Oleh : I Ketut Sandika
Sembah sujud dari yang hina dina ini kepada Sanghyang
Kamahayanikan dan Sanghyang Siwa Tattwa. Dua pengetahuan Wisesa yang sejatinya
sama. Sama dalam upaya menemukan Bhatara Buddha pada welas asih dan Bhatara
Siwa pada inti hati. Maka, jika saya andaikan Bhatara Budha adalah minyaknya,
Bhatara Siwa adalah sumbunya dan bertemu pada wadah kemanunggalan, sehingga
lentera menyala. Nyala dari cahaya pengetahuan yang mencerahkan.
Bhatara Budha adalah kebenaran
tertinggi. Bersanding dengan Bhatari Prajnaparamita. Penyatuan dari dua energi
Adwaya dan Adwajnana yang mewakili dua perjumpaan dalam penciptaan kosmos.
Selayaknya Siwa dan Sakti bertemu dalam kemanunggalannya yang ajeg sebagai perjumpaan
Purusa dan Prakerti serta Lingga dan Yoni, sehingga semesta tercipta.
Maka ijinkan yang tidak
berpengetahuan ini menyembah pada Padmapada sang Agung Bhatara Diwarupa di mana
Bhatara Budha tidak berawal dan berakhir. Dharma Kaya adalah perwujudan Bhatara
yang tiada mendua. Sebagaimana juga sembah hamba yang bodoh menyembah padmapada
Bhatara Ardanareswari sebagai perwujudan Siwa dan Sakti yang manunggal sebagai
Bhatara yang Nirwisesa.
Bhatara Budha dalam perwujudan
Bhatara Ratnatraya dan menjadi lima Tataghata yang tiada lain Hyang Pancadhyani
Buddha. Sembah hamba pada semuanya. Yang mana Bhatara Ratnatraya dalam wujud
Hyang Buddha, Lokeswara dan Wajrapani. Kemudian menjelma menjadi lima Dhyani
Buddha, yakni Wirocana, Aksobhya, Ratnasambhawa, Amithaba, dan Amoghasiddhi.

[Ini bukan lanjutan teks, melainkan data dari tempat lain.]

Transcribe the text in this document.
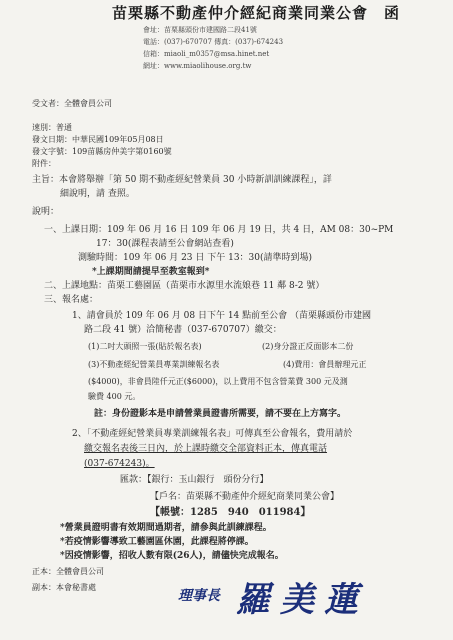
苗栗縣不動產仲介經紀商業同業公會　函
會址：苗栗縣頭份市建國路二段41號
電話：(037)-670707 傳真：(037)-674243
信箱：miaoli_m0357@msa.hinet.net
網址：www.miaolihouse.org.tw

受文者：全體會員公司
速別：普通
發文日期：中華民國109年05月08日
發文字號：109苗縣房仲美字第0160號
附件：
主旨：本會將舉辦「第 50 期不動產經紀營業員 30 小時新訓訓練課程」，詳
細說明，請 查照。
說明：
一、上課日期：109 年 06 月 16 日 109 年 06 月 19 日，共 4 日，AM 08：30~PM
17：30(課程表請至公會網站查看)
測驗時間：109 年 06 月 23 日 下午 13：30(請準時到場)
*上課期間請提早至教室報到*
二、上課地點：苗栗工藝園區（苗栗市水源里水流娘巷 11 鄰 8-2 號）
三、報名處：
1、請會員於 109 年 06 月 08 日下午 14 點前至公會 （苗栗縣頭份市建國
路二段 41 號）洽簡秘書（037-670707）繳交：
(1)二吋大頭照一張(貼於報名表)	(2)身分證正反面影本二份
(3)不動產經紀營業員專業訓練報名表	(4)費用：會員辦理元正
($4000)，非會員陸仟元正($6000)，以上費用不包含營業費 300 元及測
驗費 400 元。
註：身份證影本是申請營業員證書所需要，請不要在上方寫字。
2、「不動產經紀營業員專業訓練報名表」可傳真至公會報名，費用請於
繳交報名表後三日內，於上課時繳交全部資料正本，傳真電話
(037-674243)。
匯款：【銀行：玉山銀行　頭份分行】
【戶名：苗栗縣不動產仲介經紀商業同業公會】
【帳號：1285　940　011984】
*營業員證明書有效期間過期者，請參與此訓練課程。
*若疫情影響導致工藝園區休園，此課程將停課。
*因疫情影響，招收人數有限(26人)，請儘快完成報名。
正本：全體會員公司
副本：本會秘書處
理事長 羅美蓮
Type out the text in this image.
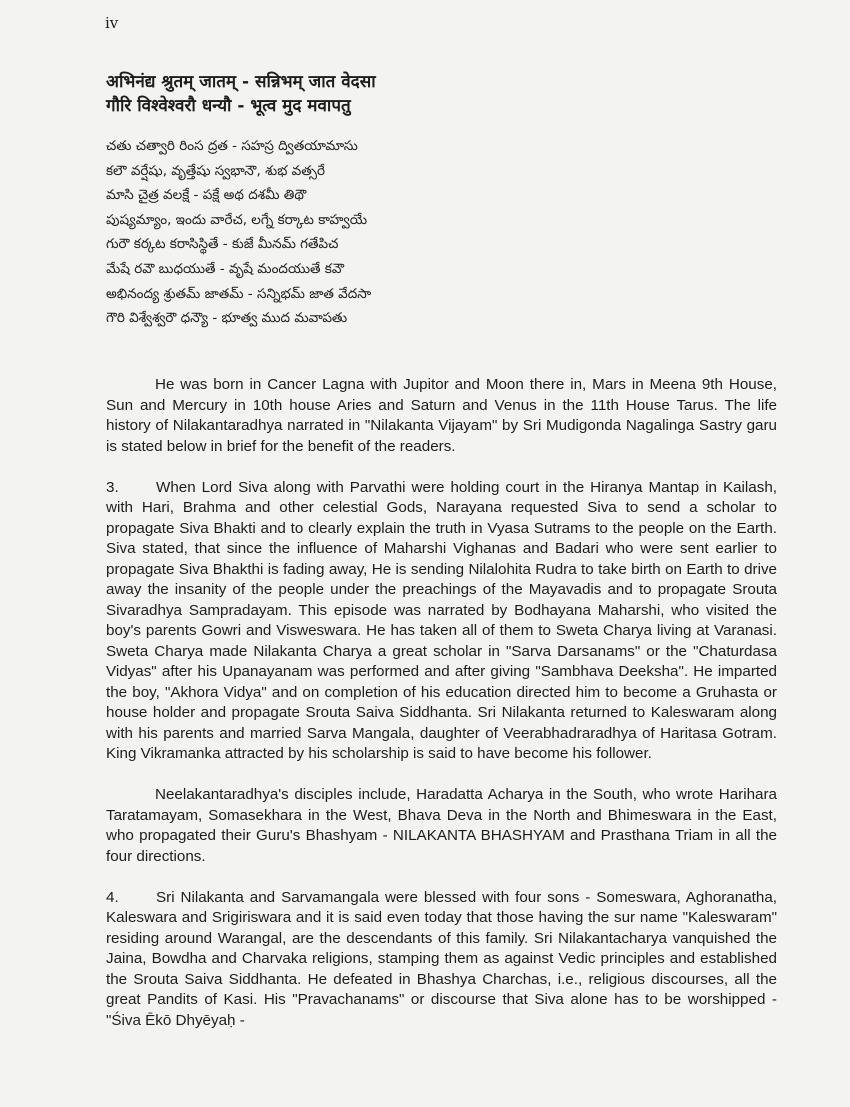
iv
अभिनंद्य श्रुतम् जातम् - सन्निभम् जात वेदसा
गौरि विश्वेश्वरौ धन्यौ - भूत्व मुद मवापतु
చతు చత్వారి రింస ద్రత - సహస్ర ద్వితయామాసు
కలౌ వర్షేషు, వృత్తేషు స్వభానౌ, శుభ వత్సరే
మాసి చైత్ర వలక్షే - పక్షే అథ దశమీ తిథౌ
పుష్యమ్యాం, ఇందు వారేచ, లగ్నే కర్కాట కాహ్వయే
గురౌ కర్కట కరాసిస్థితే - కుజే మీనమ్ గతేపిచ
మేషే రవౌ బుధయుతే - వృషే మందయుతే కవౌ
అభినంద్య శ్రుతమ్ జాతమ్ - సన్నిభమ్ జాత వేదసా
గౌరి విశ్వేశ్వరౌ ధన్యౌ - భూత్వ ముద మవాపతు

He was born in Cancer Lagna with Jupitor and Moon there in, Mars in Meena 9th House, Sun and Mercury in 10th house Aries and Saturn and Venus in the 11th House Tarus. The life history of Nilakantaradhya narrated in "Nilakanta Vijayam" by Sri Mudigonda Nagalinga Sastry garu is stated below in brief for the benefit of the readers.

3. When Lord Siva along with Parvathi were holding court in the Hiranya Mantap in Kailash, with Hari, Brahma and other celestial Gods, Narayana requested Siva to send a scholar to propagate Siva Bhakti and to clearly explain the truth in Vyasa Sutrams to the people on the Earth. Siva stated, that since the influence of Maharshi Vighanas and Badari who were sent earlier to propagate Siva Bhakthi is fading away, He is sending Nilalohita Rudra to take birth on Earth to drive away the insanity of the people under the preachings of the Mayavadis and to propagate Srouta Sivaradhya Sampradayam. This episode was narrated by Bodhayana Maharshi, who visited the boy's parents Gowri and Visweswara. He has taken all of them to Sweta Charya living at Varanasi. Sweta Charya made Nilakanta Charya a great scholar in "Sarva Darsanams" or the "Chaturdasa Vidyas" after his Upanayanam was performed and after giving "Sambhava Deeksha". He imparted the boy, "Akhora Vidya" and on completion of his education directed him to become a Gruhasta or house holder and propagate Srouta Saiva Siddhanta. Sri Nilakanta returned to Kaleswaram along with his parents and married Sarva Mangala, daughter of Veerabhadraradhya of Haritasa Gotram. King Vikramanka attracted by his scholarship is said to have become his follower.

Neelakantaradhya's disciples include, Haradatta Acharya in the South, who wrote Harihara Taratamayam, Somasekhara in the West, Bhava Deva in the North and Bhimeswara in the East, who propagated their Guru's Bhashyam - NILAKANTA BHASHYAM and Prasthana Triam in all the four directions.

4. Sri Nilakanta and Sarvamangala were blessed with four sons - Someswara, Aghoranatha, Kaleswara and Srigiriswara and it is said even today that those having the sur name "Kaleswaram" residing around Warangal, are the descendants of this family. Sri Nilakantacharya vanquished the Jaina, Bowdha and Charvaka religions, stamping them as against Vedic principles and established the Srouta Saiva Siddhanta. He defeated in Bhashya Charchas, i.e., religious discourses, all the great Pandits of Kasi. His "Pravachanams" or discourse that Siva alone has to be worshipped - "Śiva Ēkō Dhyēyaḥ -
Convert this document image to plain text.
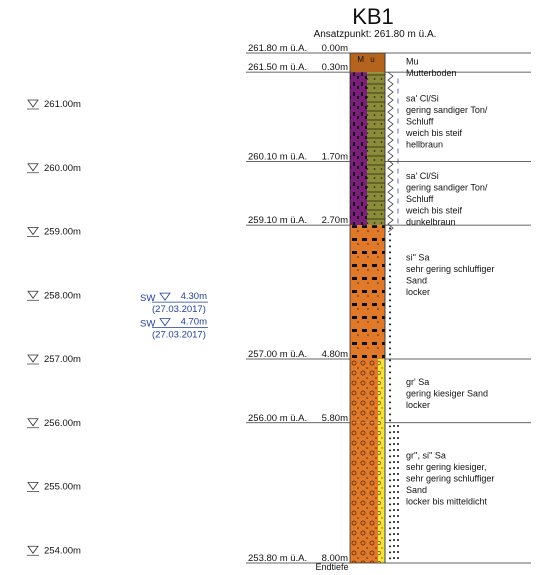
KB1
Ansatzpunkt: 261.80 m ü.A.
261.80 m ü.A. 0.00m
261.50 m ü.A. 0.30m
260.10 m ü.A. 1.70m
259.10 m ü.A. 2.70m
257.00 m ü.A. 4.80m
256.00 m ü.A. 5.80m
253.80 m ü.A. 8.00m
Mu
Mutterboden
sa' Cl/Si
gering sandiger Ton/
Schluff
weich bis steif
hellbraun
sa' Cl/Si
gering sandiger Ton/
Schluff
weich bis steif
dunkelbraun
si'' Sa
sehr gering schluffiger
Sand
locker
gr' Sa
gering kiesiger Sand
locker
gr'', si'' Sa
sehr gering kiesiger,
sehr gering schluffiger
Sand
locker bis mitteldicht
261.00m
260.00m
259.00m
258.00m
257.00m
256.00m
255.00m
254.00m
SW	4.30m
(27.03.2017)
SW	4.70m
(27.03.2017)
M u
Endtiefe
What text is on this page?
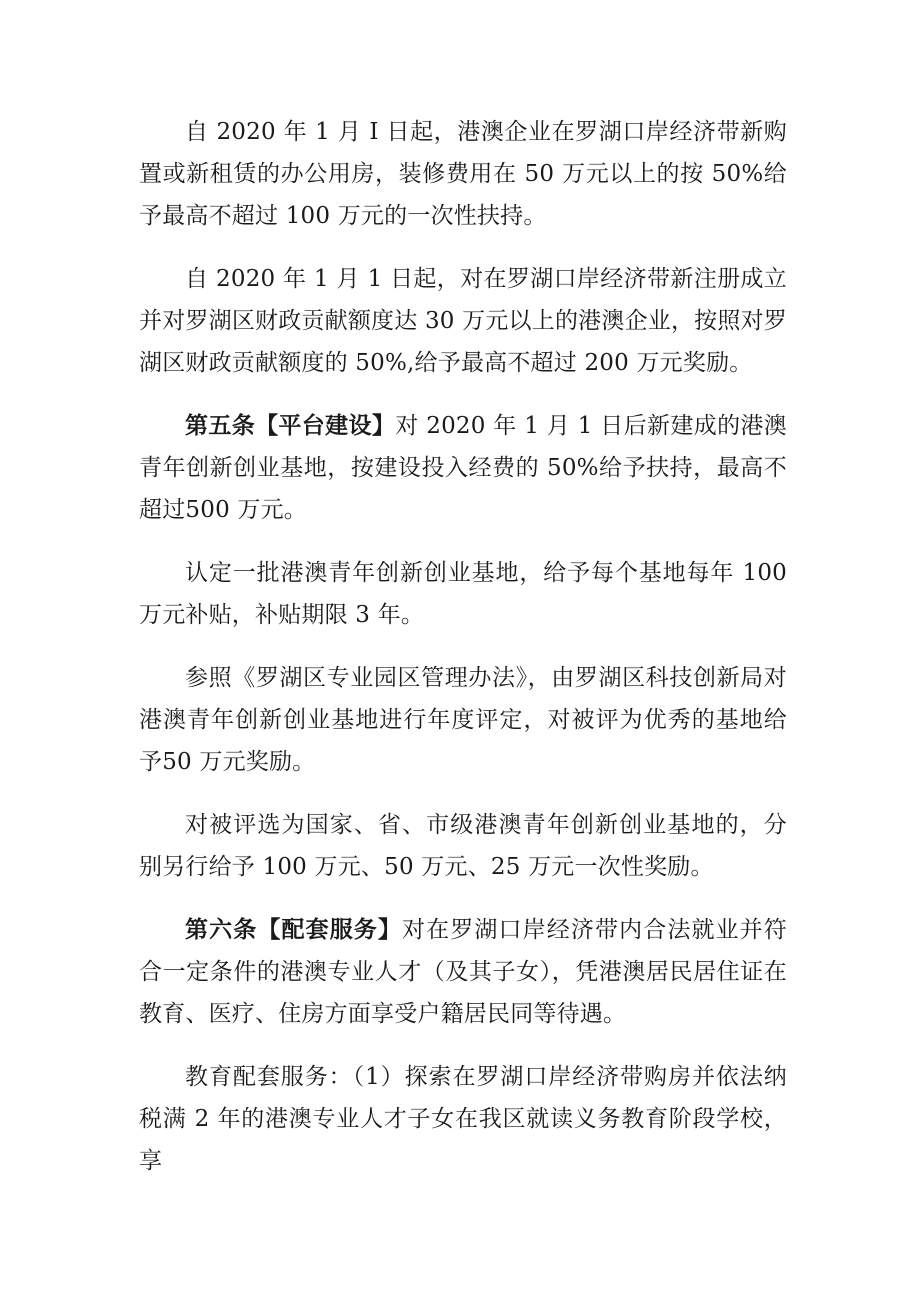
自 2020 年 1 月 I 日起，港澳企业在罗湖口岸经济带新购置或新租赁的办公用房，装修费用在 50 万元以上的按 50%给予最高不超过 100 万元的一次性扶持。

自 2020 年 1 月 1 日起，对在罗湖口岸经济带新注册成立并对罗湖区财政贡献额度达 30 万元以上的港澳企业，按照对罗湖区财政贡献额度的 50%,给予最高不超过 200 万元奖励。

第五条【平台建设】对 2020 年 1 月 1 日后新建成的港澳青年创新创业基地，按建设投入经费的 50%给予扶持，最高不超过500 万元。

认定一批港澳青年创新创业基地，给予每个基地每年 100 万元补贴，补贴期限 3 年。

参照《罗湖区专业园区管理办法》，由罗湖区科技创新局对港澳青年创新创业基地进行年度评定，对被评为优秀的基地给予50 万元奖励。

对被评选为国家、省、市级港澳青年创新创业基地的，分别另行给予 100 万元、50 万元、25 万元一次性奖励。

第六条【配套服务】对在罗湖口岸经济带内合法就业并符合一定条件的港澳专业人才（及其子女），凭港澳居民居住证在教育、医疗、住房方面享受户籍居民同等待遇。

教育配套服务：（1）探索在罗湖口岸经济带购房并依法纳税满 2 年的港澳专业人才子女在我区就读义务教育阶段学校，享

Semuanya adalah Bhatara sebagai pencipta, pemelihara, pelebur, pengabur dan
anugraha dengan rasa welas asih. Semua itu ada dalam diri mewujud sebagai jalan
Nirwanasunya.
Sebagaimana Bhatara Buddha,
sembah tiada terkira kepada Bhatara Siwa sebagai Hyang Tri Purusa Siwa dan
Hyang Panca Dewata. Di mana Hyang Tri Purusa Siwa dalam wujud Hyang Paramasiwa,
Sadasiwa, dan Siwatma. Kemudian mewujud dalam Swabhawa Bhatara sebagai lima
Dewata, yakni Hyang Sadyojata, Bamadewa, Tatpurusa, Aghora dan Isana. Semuanya
adalah Bhatara sebagai Panca Kertyasiwa dengan energi kesadaran agung. Semua
itu ada pula dalam diri mewujud dalam kesunyian tiada batas yang hamba sebut
sebagai Sang Paramasunya.
Maka dari itu, sembah hamba pada
Siwa-Buddha dalam diri sebagai Mahanirwana Sunya. Mencari tiada tempat, menyepi
tiada ruang, bertemu tiada rupa, menyatu tiada jumpa, mengada tiada yang
diadakan, air bukan air, angin bukan angin, tanah bukan tanah dan akasa tiada
terasa. Melihat bukan mata, mendengar bukan telinga, merasa bukan lidah dan
kulit, mencium bukan hidung dan pikiran meniadakan pikiran.